Inzwischen war der Zarin Elisabeth in einem ihrer wenigen nüchternen Momente eingefallen, daß für die Sicherstellung der Thronfolge zu sorgen wäre, und da der Großfürst unfähig schien, dies zu bewerkstelligen, so wurde auf der Zarin Befehl durch die Obergouvernante der Großfürstin, Frau Tschoglokoff, ein anderer dazu angeleitet, das Nötige vorzukehren. Die Memoiren Katharinas lassen es unklar, wer dieser andere gewesen sei, ob Sergius Soltikoff, Zachar Tschernitscheff oder Leo Narischkin.
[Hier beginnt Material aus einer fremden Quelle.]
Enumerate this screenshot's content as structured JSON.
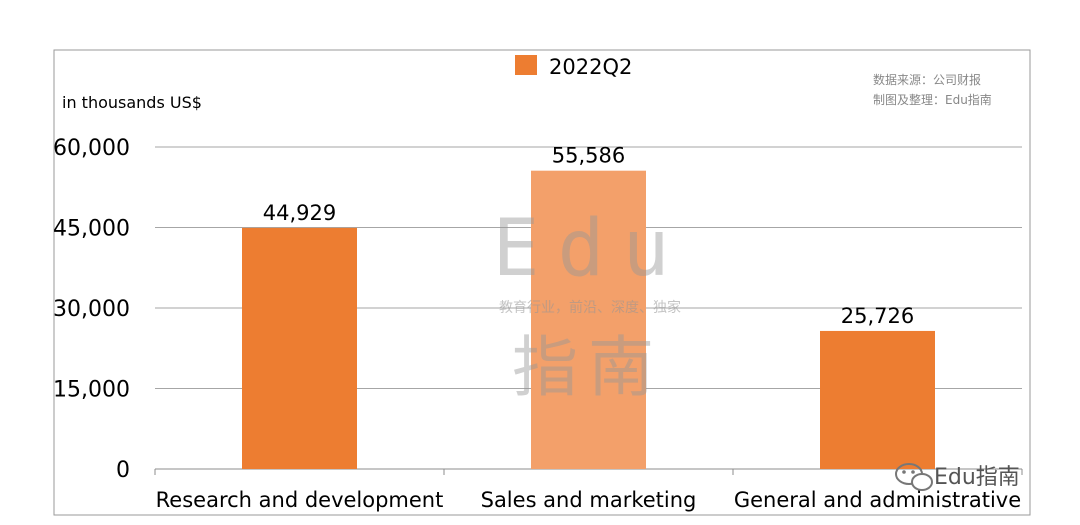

In Gegenwart des letzteren äußerte der Großfürst gegen seine Freunde: »Der Himmel weiß, woher meine Frau schwanger geworden ist; ich bin durchaus nicht gewiß, daß dies Kind mir gehört«. Narischkin machte der Großfürstin eilends Mitteilung, und Katharina wußte es mittels einer kühnen List dahin zu bringen, daß ihr Gemahl es nicht mehr wagte, so bedenkliche Zweifel zu äußern. Aber als er den Zarenthron bestiegen hatte, befand er sich in offenem Krieg mit seiner Frau. Auf wessen Seite der Sieg sein würde, konnte nicht zweifelhaft erscheinen. Es war einer der verhängnisvollsten Tage des Jahrhunderts, jener Julitag von 1762, als Katharina von Petersburg gen Petershof rückte, um ihren ratlosen und verratenen Gemahl zu entthronen, an der Spitze der zu ihr übergetretenen Garden in Uniform auf
einem weißgrauen Tigerhengst reitend, das Band des Andreasordens umgehängt, auf den fliegenden Haaren einen Soldatenhut mit einem Eichenzweig. Weiter brauchen wir ihre Laufbahn nicht zu verfolgen. Sie gehört der Weltgeschichte an. Das richtigste, wenn auch ungalant genug lautende Urteil über sie dürfte das von Lord Byron gesprochene sein und bleiben.
Im Don Juan:
...
In Catherines reign, whom glory still adores,
As greatest of all sovereigns and whores. (D. Verf.)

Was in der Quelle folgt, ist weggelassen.